In my advocacy for M.E., I read a great deal of articles and view videos that are posted, shared, and recommended, on the Internet.  There is a plethora of information out there, for anyone who needs or wants to fill your brain.

The huge amount of material on the following topics of:

  • research;
  • experience (as a patient or caregiver);
  • what our governments are doing (or not doing) to fund further research;
  • how the global medical community is treating M.E. patients;

seems like going through reams of textbooks at times.

M.E. (Myalgic Encephalomyelitis) is a complex chronic illness, consisting of many severe symptoms and sometimes incorporating other chronic illnesses and medical problems into the mix.

Today, I want to introduce Jeffrey S. Bland, Ph.D., who specializes in “Functional Medicine.”  He seeks to pinpoint and prevent the cause of illness, rather than treat its symptoms.  I do not adhere to all of Dr.

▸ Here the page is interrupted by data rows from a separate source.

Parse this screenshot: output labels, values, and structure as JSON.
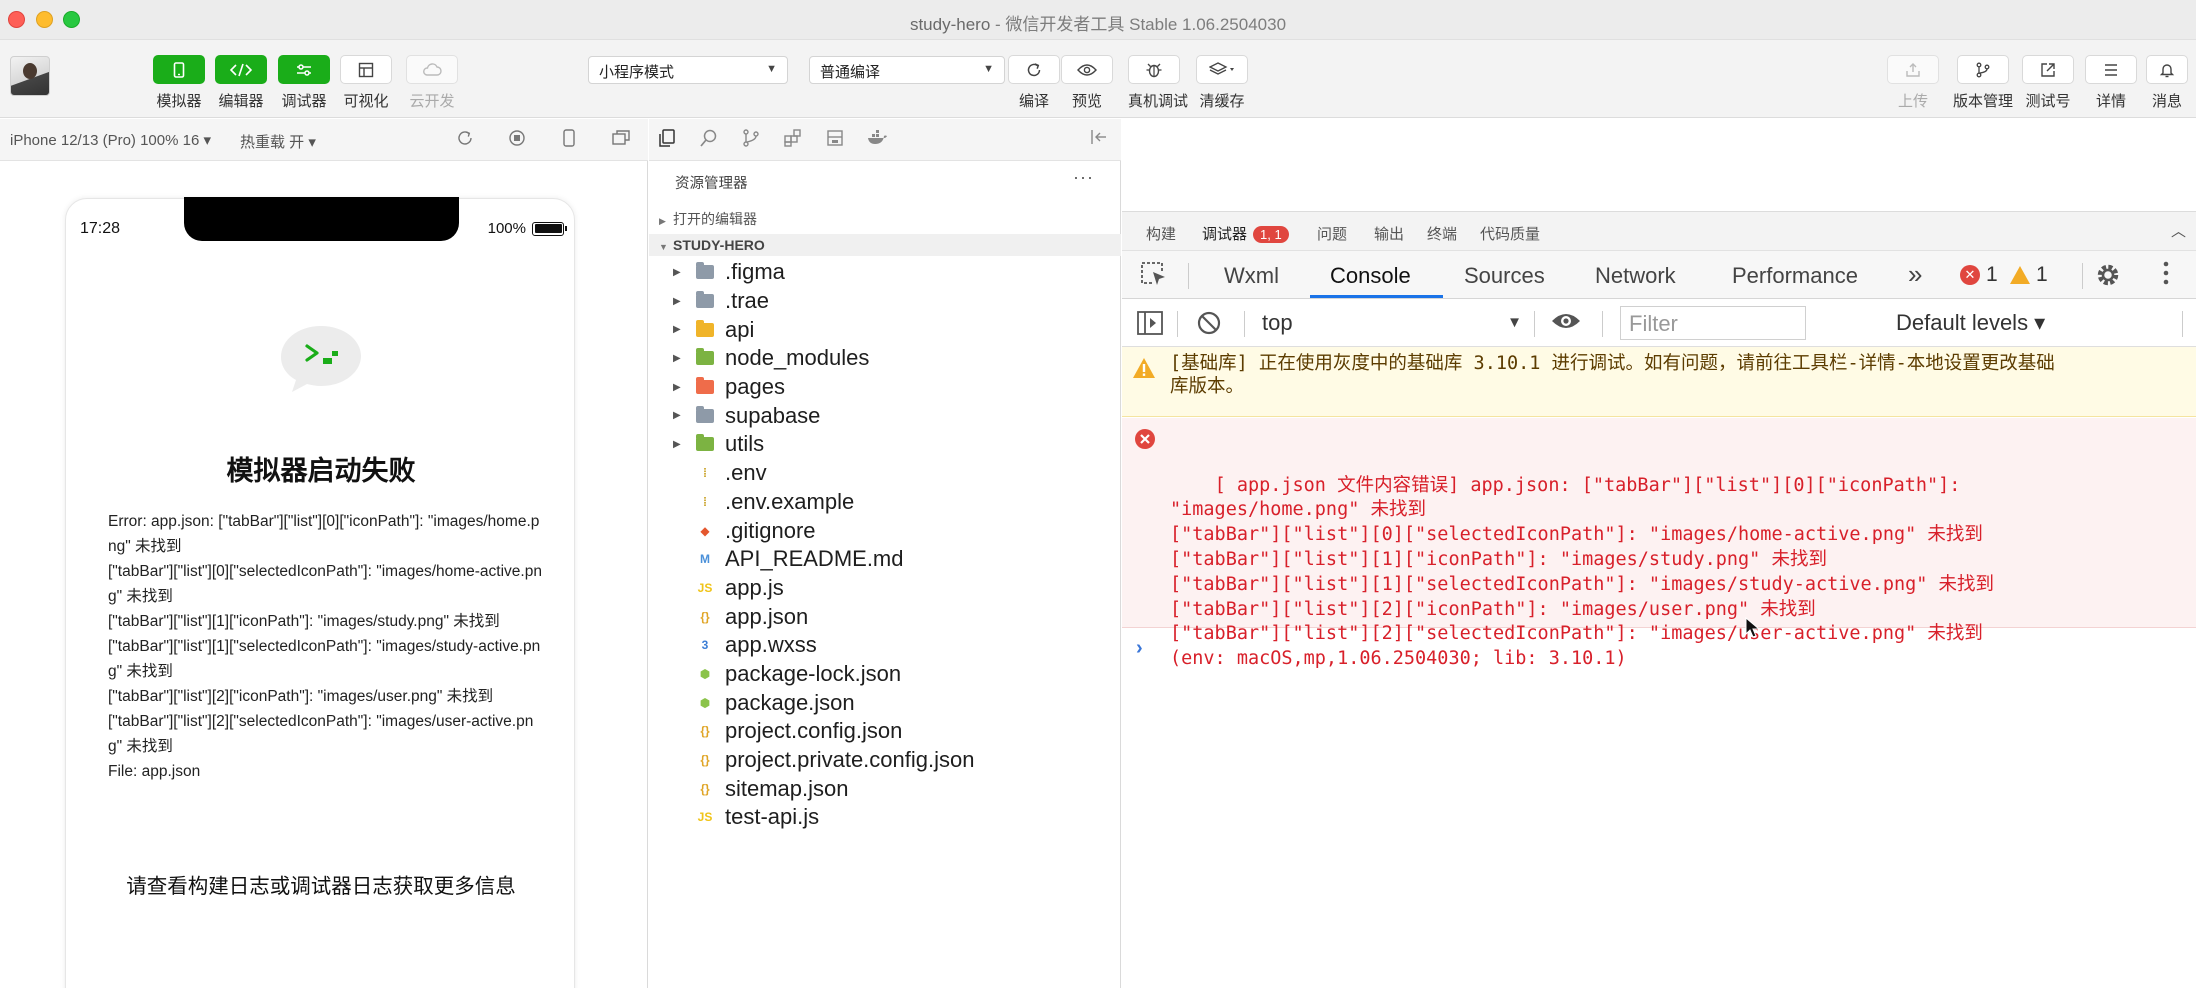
{
  "window": {
    "title_main": "study-hero",
    "title_sep": " - ",
    "title_sub": "微信开发者工具 Stable 1.06.2504030"
  },
  "toolbar": {
    "simulator": "模拟器",
    "editor": "编辑器",
    "debugger": "调试器",
    "visual": "可视化",
    "cloud": "云开发",
    "mode_select": "小程序模式",
    "compile_select": "普通编译",
    "compile": "编译",
    "preview": "预览",
    "real_debug": "真机调试",
    "clear_cache": "清缓存",
    "upload": "上传",
    "version": "版本管理",
    "test_account": "测试号",
    "details": "详情",
    "messages": "消息"
  },
  "simulator": {
    "device": "iPhone 12/13 (Pro) 100% 16 ▾",
    "hot_reload": "热重载 开 ▾",
    "time": "17:28",
    "battery": "100%",
    "error_title": "模拟器启动失败",
    "error_lines": [
      "Error: app.json: [\"tabBar\"][\"list\"][0][\"iconPath\"]: \"images/home.png\" 未找到",
      "[\"tabBar\"][\"list\"][0][\"selectedIconPath\"]: \"images/home-active.png\" 未找到",
      "[\"tabBar\"][\"list\"][1][\"iconPath\"]: \"images/study.png\" 未找到",
      "[\"tabBar\"][\"list\"][1][\"selectedIconPath\"]: \"images/study-active.png\" 未找到",
      "[\"tabBar\"][\"list\"][2][\"iconPath\"]: \"images/user.png\" 未找到",
      "[\"tabBar\"][\"list\"][2][\"selectedIconPath\"]: \"images/user-active.png\" 未找到",
      "File: app.json"
    ],
    "hint": "请查看构建日志或调试器日志获取更多信息"
  },
  "explorer": {
    "title": "资源管理器",
    "more": "···",
    "open_editors": "打开的编辑器",
    "project": "STUDY-HERO",
    "items": [
      {
        "name": ".figma",
        "type": "folder",
        "color": "#8e9aa8"
      },
      {
        "name": ".trae",
        "type": "folder",
        "color": "#8e9aa8"
      },
      {
        "name": "api",
        "type": "folder",
        "color": "#f0b429"
      },
      {
        "name": "node_modules",
        "type": "folder",
        "color": "#7cb342"
      },
      {
        "name": "pages",
        "type": "folder",
        "color": "#ef6c4a"
      },
      {
        "name": "supabase",
        "type": "folder",
        "color": "#8e9aa8"
      },
      {
        "name": "utils",
        "type": "folder",
        "color": "#7cb342"
      },
      {
        "name": ".env",
        "type": "file",
        "glyph": "⁞",
        "color": "#c9a227"
      },
      {
        "name": ".env.example",
        "type": "file",
        "glyph": "⁞",
        "color": "#c9a227"
      },
      {
        "name": ".gitignore",
        "type": "file",
        "glyph": "◆",
        "color": "#e4572e"
      },
      {
        "name": "API_README.md",
        "type": "file",
        "glyph": "M",
        "color": "#4a90d9"
      },
      {
        "name": "app.js",
        "type": "file",
        "glyph": "JS",
        "color": "#f0c419"
      },
      {
        "name": "app.json",
        "type": "file",
        "glyph": "{}",
        "color": "#e0a526"
      },
      {
        "name": "app.wxss",
        "type": "file",
        "glyph": "3",
        "color": "#3d7fd6"
      },
      {
        "name": "package-lock.json",
        "type": "file",
        "glyph": "⬢",
        "color": "#8bc34a"
      },
      {
        "name": "package.json",
        "type": "file",
        "glyph": "⬢",
        "color": "#8bc34a"
      },
      {
        "name": "project.config.json",
        "type": "file",
        "glyph": "{}",
        "color": "#e0a526"
      },
      {
        "name": "project.private.config.json",
        "type": "file",
        "glyph": "{}",
        "color": "#e0a526"
      },
      {
        "name": "sitemap.json",
        "type": "file",
        "glyph": "{}",
        "color": "#e0a526"
      },
      {
        "name": "test-api.js",
        "type": "file",
        "glyph": "JS",
        "color": "#f0c419"
      }
    ]
  },
  "panel_tabs": {
    "build": "构建",
    "debugger": "调试器",
    "debugger_badge": "1, 1",
    "problems": "问题",
    "output": "输出",
    "terminal": "终端",
    "quality": "代码质量",
    "collapse": "︿"
  },
  "devtools": {
    "wxml": "Wxml",
    "console": "Console",
    "sources": "Sources",
    "network": "Network",
    "performance": "Performance",
    "more": "»",
    "error_count": "1",
    "warn_count": "1",
    "context": "top",
    "filter_placeholder": "Filter",
    "levels": "Default levels ▾"
  },
  "console": {
    "warning_line1": "[基础库] 正在使用灰度中的基础库 3.10.1 进行调试。如有问题，请前往工具栏-详情-本地设置更改基础",
    "warning_line2": "库版本。",
    "error_text": "[ app.json 文件内容错误] app.json: [\"tabBar\"][\"list\"][0][\"iconPath\"]:\n\"images/home.png\" 未找到\n[\"tabBar\"][\"list\"][0][\"selectedIconPath\"]: \"images/home-active.png\" 未找到\n[\"tabBar\"][\"list\"][1][\"iconPath\"]: \"images/study.png\" 未找到\n[\"tabBar\"][\"list\"][1][\"selectedIconPath\"]: \"images/study-active.png\" 未找到\n[\"tabBar\"][\"list\"][2][\"iconPath\"]: \"images/user.png\" 未找到\n[\"tabBar\"][\"list\"][2][\"selectedIconPath\"]: \"images/user-active.png\" 未找到\n(env: macOS,mp,1.06.2504030; lib: 3.10.1)",
    "prompt": "›"
  }
}
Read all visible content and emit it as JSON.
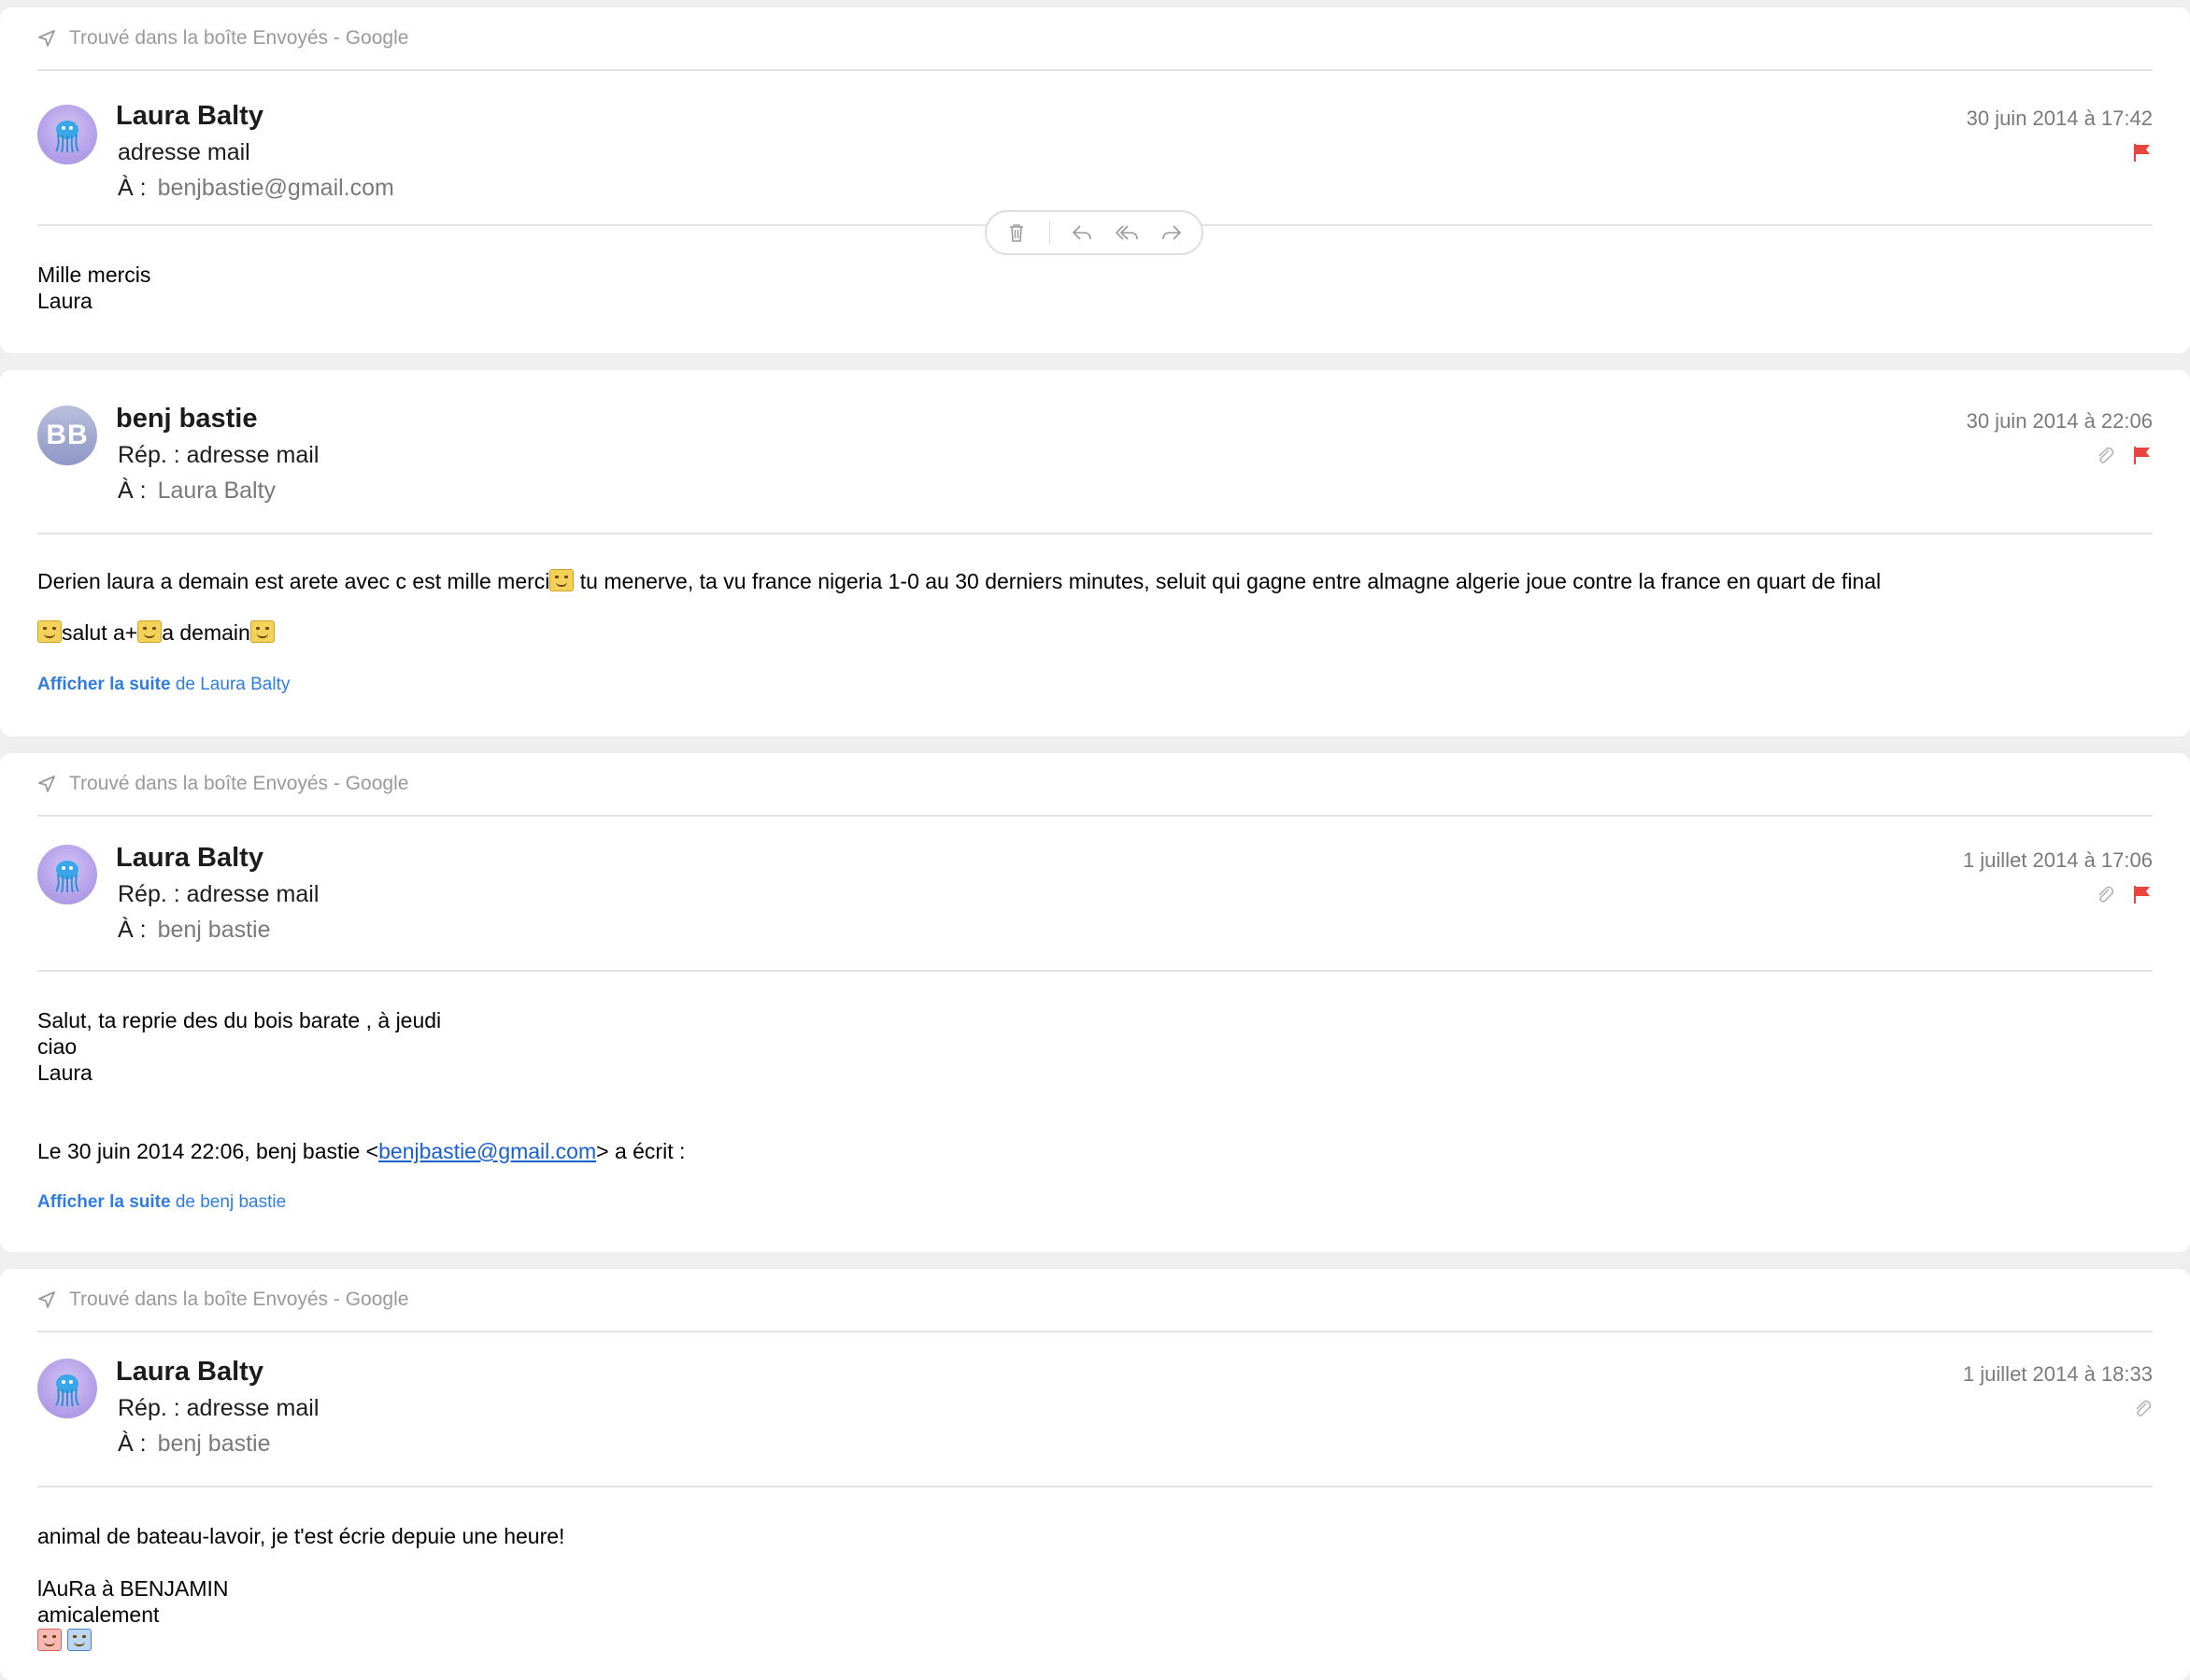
{
  "sent_note": "Trouvé dans la boîte Envoyés - Google",
  "messages": [
    {
      "sender": "Laura Balty",
      "subject": "adresse mail",
      "to_label": "À :",
      "to": "benjbastie@gmail.com",
      "date": "30 juin 2014 à 17:42",
      "body": [
        "Mille mercis",
        "Laura"
      ]
    },
    {
      "sender": "benj bastie",
      "avatar_initials": "BB",
      "subject": "Rép. : adresse mail",
      "to_label": "À :",
      "to": "Laura Balty",
      "date": "30 juin 2014 à 22:06",
      "body_line1_a": "Derien laura a demain est arete avec c est mille merci",
      "body_line1_b": " tu menerve, ta vu france nigeria 1-0 au 30 derniers minutes, seluit qui gagne entre almagne algerie joue contre la france en quart de final",
      "body_line2_a": "salut a+",
      "body_line2_b": "a demain",
      "show_more_bold": "Afficher la suite",
      "show_more_rest": " de Laura Balty"
    },
    {
      "sender": "Laura Balty",
      "subject": "Rép. : adresse mail",
      "to_label": "À :",
      "to": "benj bastie",
      "date": "1 juillet 2014 à 17:06",
      "body": [
        "Salut, ta reprie des du bois barate , à jeudi",
        "ciao",
        "Laura"
      ],
      "quote_prefix": "Le 30 juin 2014 22:06, benj bastie <",
      "quote_email": "benjbastie@gmail.com",
      "quote_suffix": "> a écrit :",
      "show_more_bold": "Afficher la suite",
      "show_more_rest": " de benj bastie"
    },
    {
      "sender": "Laura Balty",
      "subject": "Rép. : adresse mail",
      "to_label": "À :",
      "to": "benj bastie",
      "date": "1 juillet 2014 à 18:33",
      "body_line1": "animal de bateau-lavoir, je t'est écrie depuie une heure!",
      "body_line2": "lAuRa à BENJAMIN",
      "body_line3": "amicalement"
    }
  ],
  "colors": {
    "flag": "#e8453c",
    "link": "#2f7de1",
    "muted": "#7a7a7a"
  },
  "icons": {
    "sent": "paper-plane-icon",
    "flag": "red-flag-icon",
    "attachment": "paperclip-icon",
    "trash": "trash-icon",
    "reply": "reply-icon",
    "reply_all": "reply-all-icon",
    "forward": "forward-icon"
  }
}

Bland’s philosophies, but his explanation of the effect that exercise has on M.E. patients caught my interest.  One of the quotes from his book, “The Disease Delusion,” states:

“We can now start to see the future of health care and medicine more clearly.  We are moving from a medicine for the average to a medicine for the individual.”

This is a hopeful statement, and I will try to assume a positive outlook for our medical  future.

Dr. Jeffrey Bland

Dr. Jeffrey S. Bland


Dr. Bland’s quote that I show below is about poor exercise tolerance.  I found it to be particularly interesting because he explains how the M.E. patient’s body is affected by exercise; in that it has to do with the “energy producing machinery of cells in the brain, muscles and other tissues.”  I found his description clear.  I hope you do, also.  He refers to M.E. as “CFS.”

The one symptom that distinguishes CFS from other conditions is poor exercise tolerance.  Formerly enjoyable physical activities become exhausting, and even after modest exercise the individual with CFS is fatigued for more than a day.  This poor exercise tolerance, which has been identified as a disturbance in energy production and utilization by the body, is related to defects in the energy producing machinery of cells in the brain, muscles and other tissues.

Poor cellular energy production may also explain why chronic fatigue sufferers experience nervous system problems.  CFS patients have poor cognitive function, can’t concentrate on tasks and have brain biochemical disturbances that are revealed by SPECT scan.

Physiologists and medical scientists who have studied CFS find that the muscle cell mitochondria (the cells’ energy furnace) of the individual with CFS are changed in shape and function from those of people who don’t have this illness.  CFS sufferers’ mitochondria are swollen and have less energy-production ability, which may explain their fatigue and poor exercise tolerance.

In essence, a person who suffers from CFS is unable to support aerobic metabolism (metabolism in the presence of oxygen) effectively.  His or her cells, after even minor stress, begin to produce energy in the absence of oxygen.  Called anaerobic metabolism, this condition builds up acid debris in the cells, causing cells to become “poisoned” and reducing energy efficiency and function of the tissue or organ.

One body system that’s highly dependent upon proper energy production and utilization is the immune system, the set of specialized cells which help the body defend against disease.

The white blood cells of the immune system are active metabolizers, and debilitation of their mitochondria by conditions such as poisoning can result in poor immune function.  Poisoning of the white blood cells’ mitochondria may account for the immune abnormalities in the CFS patient.”